L'argumentation des avocats patronaux était pauvre, pour ne pas dire de mauvaise foi : l'un parle des jugements prud'homaux en termes de "logique punitive", en oubliant que l'enjeu n'est pas de punir, mais de dédommager. Un autre déclare le barème suffisant en affirmant que pour les cas de harcèlement ou de vexations exercés contre le salarié, il existe des possibilités d'indemnisation qui ne sont pas liées au barème. C'est oublier que ces faits sont également passibles des juridictions pénales et qu'il est très difficile pour le salarié d'en apporter la preuve, comme le montre l'affaire France Télécom, jugée en ce moment même dix ans après la vague de suicides.

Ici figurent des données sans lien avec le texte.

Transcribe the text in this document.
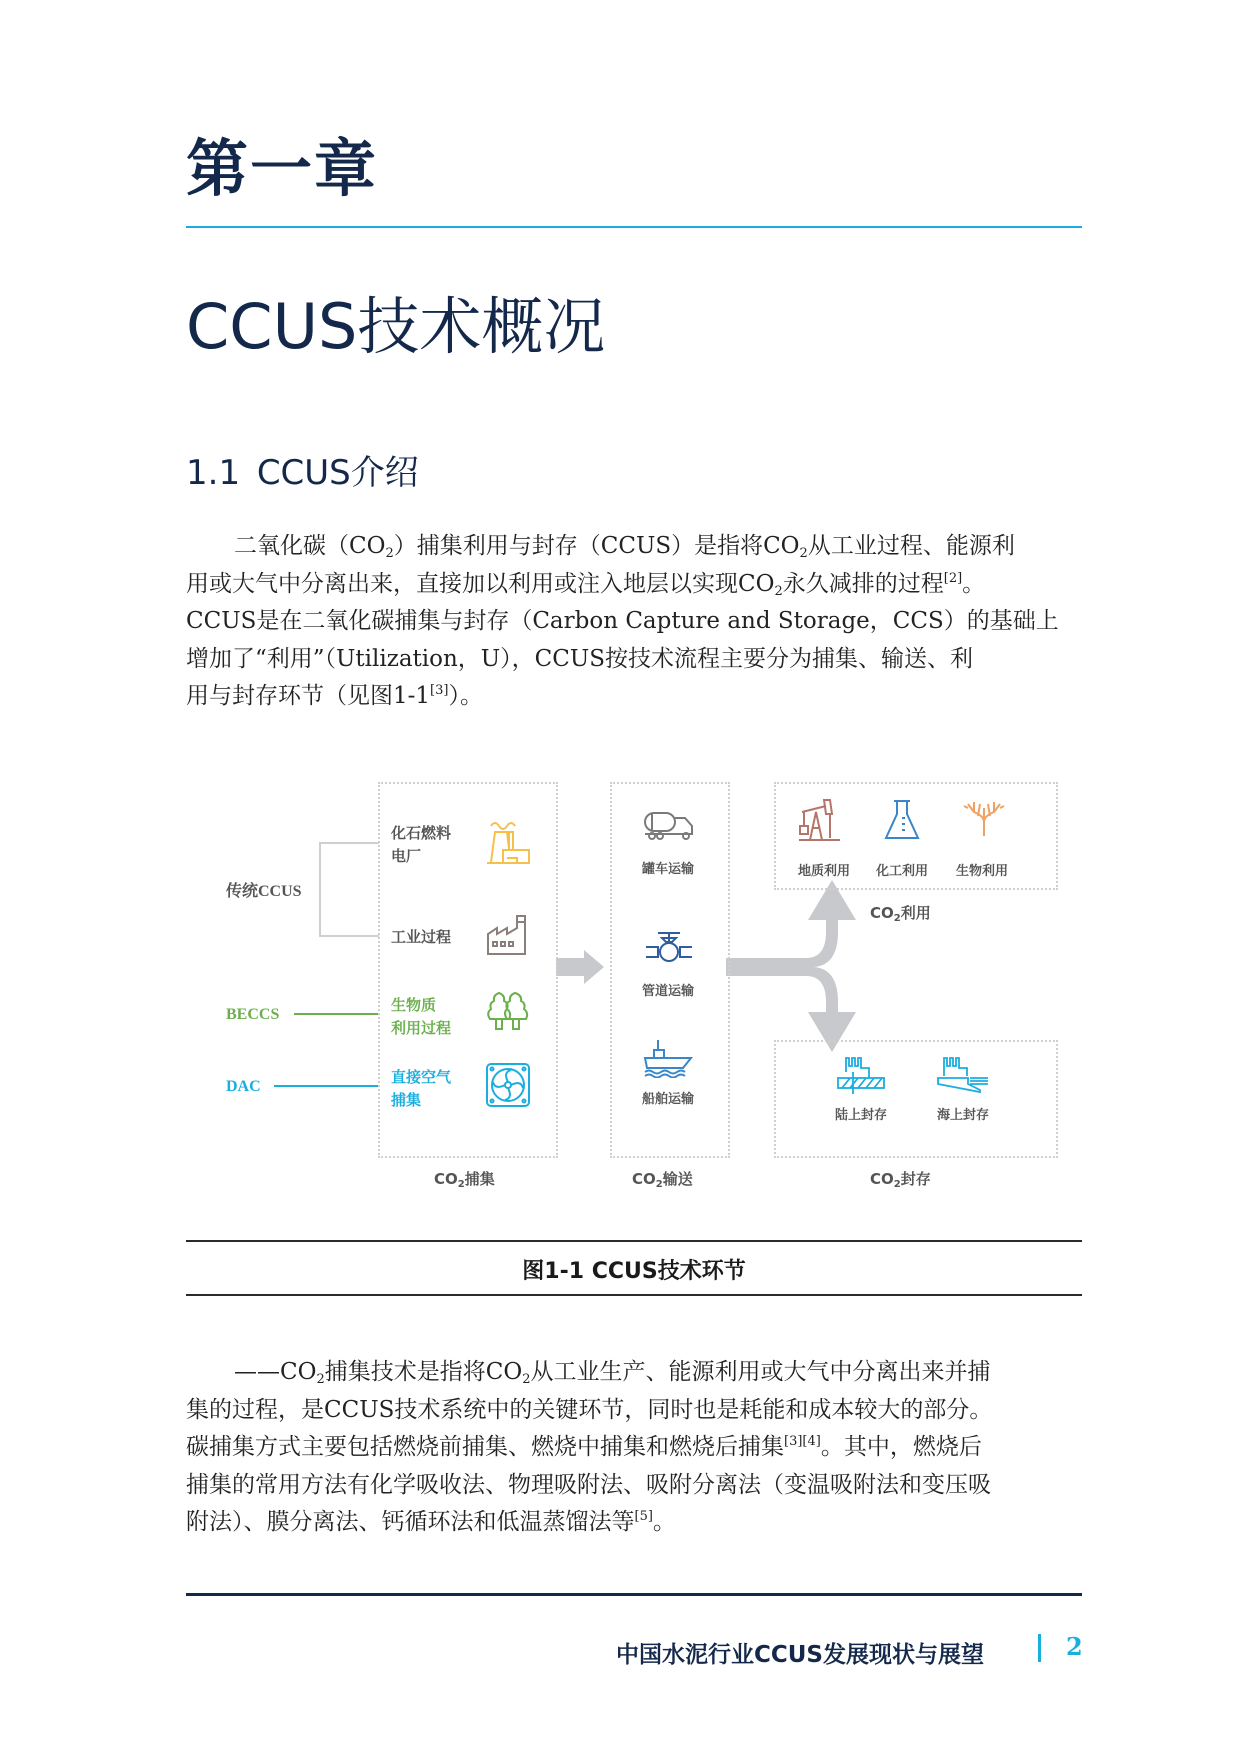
第一章
CCUS技术概况
1.1 CCUS介绍
二氧化碳$(CO_2)$捕集利用与封存（CCUS）是指将$CO_2$从工业过程、能源利
用或大气中分离出来，直接加以利用或注入地层以实现$CO_2$永久减排的过程[2]。
CCUS是在二氧化碳捕集与封存（Carbon Capture and Storage，CCS）的基础上
增加了“利用”（Utilization，U），CCUS按技术流程主要分为捕集、输送、利
用与封存环节（见图1-1[3]）。
传统CCUS
BECCS
DAC
化石燃料
电厂
工业过程
生物质
利用过程
直接空气
捕集
$CO_2$捕集
罐车运输
管道运输
船舶运输
$CO_2$输送
地质利用	化工利用	生物利用
$CO_2$利用
陆上封存	海上封存
$CO_2$封存
图1-1 CCUS技术环节
$——CO_2$捕集技术是指将$CO_2$从工业生产、能源利用或大气中分离出来并捕
集的过程，是CCUS技术系统中的关键环节，同时也是耗能和成本较大的部分。
碳捕集方式主要包括燃烧前捕集、燃烧中捕集和燃烧后捕集[3][4]。其中，燃烧后
捕集的常用方法有化学吸收法、物理吸附法、吸附分离法（变温吸附法和变压吸
附法）、膜分离法、钙循环法和低温蒸馏法等[5]。
中国水泥行业CCUS发展现状与展望	2
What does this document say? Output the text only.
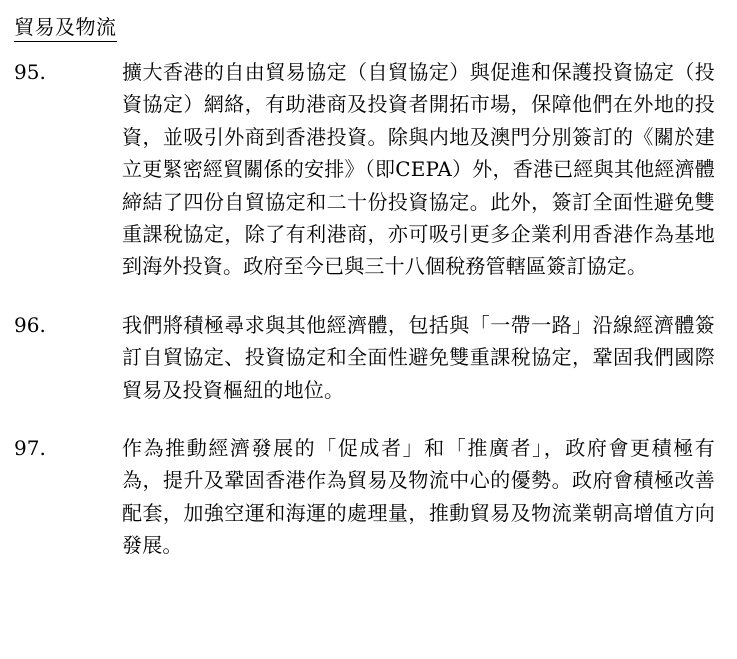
貿易及物流
95.	擴大香港的自由貿易協定（自貿協定）與促進和保護投資協定（投資協定）網絡，有助港商及投資者開拓市場，保障他們在外地的投資，並吸引外商到香港投資。除與内地及澳門分別簽訂的《關於建立更緊密經貿關係的安排》（即CEPA）外，香港已經與其他經濟體締結了四份自貿協定和二十份投資協定。此外，簽訂全面性避免雙重課稅協定，除了有利港商，亦可吸引更多企業利用香港作為基地到海外投資。政府至今已與三十八個稅務管轄區簽訂協定。
96.	我們將積極尋求與其他經濟體，包括與「一帶一路」沿線經濟體簽訂自貿協定、投資協定和全面性避免雙重課稅協定，鞏固我們國際貿易及投資樞紐的地位。
97.	作為推動經濟發展的「促成者」和「推廣者」，政府會更積極有為，提升及鞏固香港作為貿易及物流中心的優勢。政府會積極改善配套，加強空運和海運的處理量，推動貿易及物流業朝高增值方向發展。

La cour de cassation a validé le barème en estimant, contre toute évidence, qu'il n'entravait pas l'accès à la justice, dans un contexte où  les recours aux prud'hommes ont baissé de 43%,  les salariés hésitant à engager des procédures dont les frais d'avocat sont supérieurs à ce qu'ils espèrent obtenir. Elle rejette la convention 158 de l'OIT comme moyen de droit, sous prétexte que celle-ci "laisse aux états une marge d'appréciation pour fixer les dédommagements", comme si c'était le rôle de l’État et non celui des juges. Le système créé en 2017 "doit être regardé dans son intégralité", dit-il, faisant allusion aux situations qui échappent au barème. Enfin, il invoque la possibilité pour un conseil prud'homal d'ordonner la réintégration du salarié. Mais quelle serait dans l'entreprise la situation d'un salarié dans les cas rarissimes où un tribunal aurait ordonné la réintégration forcée ? Invivable, sans aucun doute.

Les juges de la cour de cassation ont donc préféré statuer sur des moyens de droit discutables plutôt que de considérer les effets pervers du système Macron : il laisse l'employé démuni devant un employeur qui pourra le licencier à bas coût et aura une "victime collatérale" : le droit de grève inscrit dans la constitution qui ne pourra plus s'exercer sereinement si le salarié sait que l'employeur peut le licencier comme il veut.

L'inénarrable ministre du travail se réjouit de ce qui "est une très bonne nouvelle pour l'emploi". Nous attendons toujours que le Gouvernement nous explique en quoi rendre les licenciements indolores pour l'Entreprise favorisera l'emploi. Ce qui est, en tout cas, certain, c'est que le barème Macron annihile les capacités de négociation en cas de licenciement abusif.

Nous ne croyons pas trop aux prédictions de ce professeur de droit à la Sorbonne, qui dit qu'il est "très possible que l'on assiste à une explosion de recours émanant de salariés qui soutiendront avoir été victime d'un licenciement discriminatoire ou faisant suite à du harcèlement pour pouvoir échapper au barème". Selon maître Lyon-Caen, un juge pourra toujours s'affranchir de la grille Macron s'il estime qu'elle est inadéquate en regard du préjudice subi, avec le risque pourtant que tous les jugements échappant au barème soient retoqués en appel, voire en cassation. Un dernier recours des syndicats pourrait aboutir à la remise en cause du barème par l'OIT. La bataille n'est donc pas tout à fait terminée.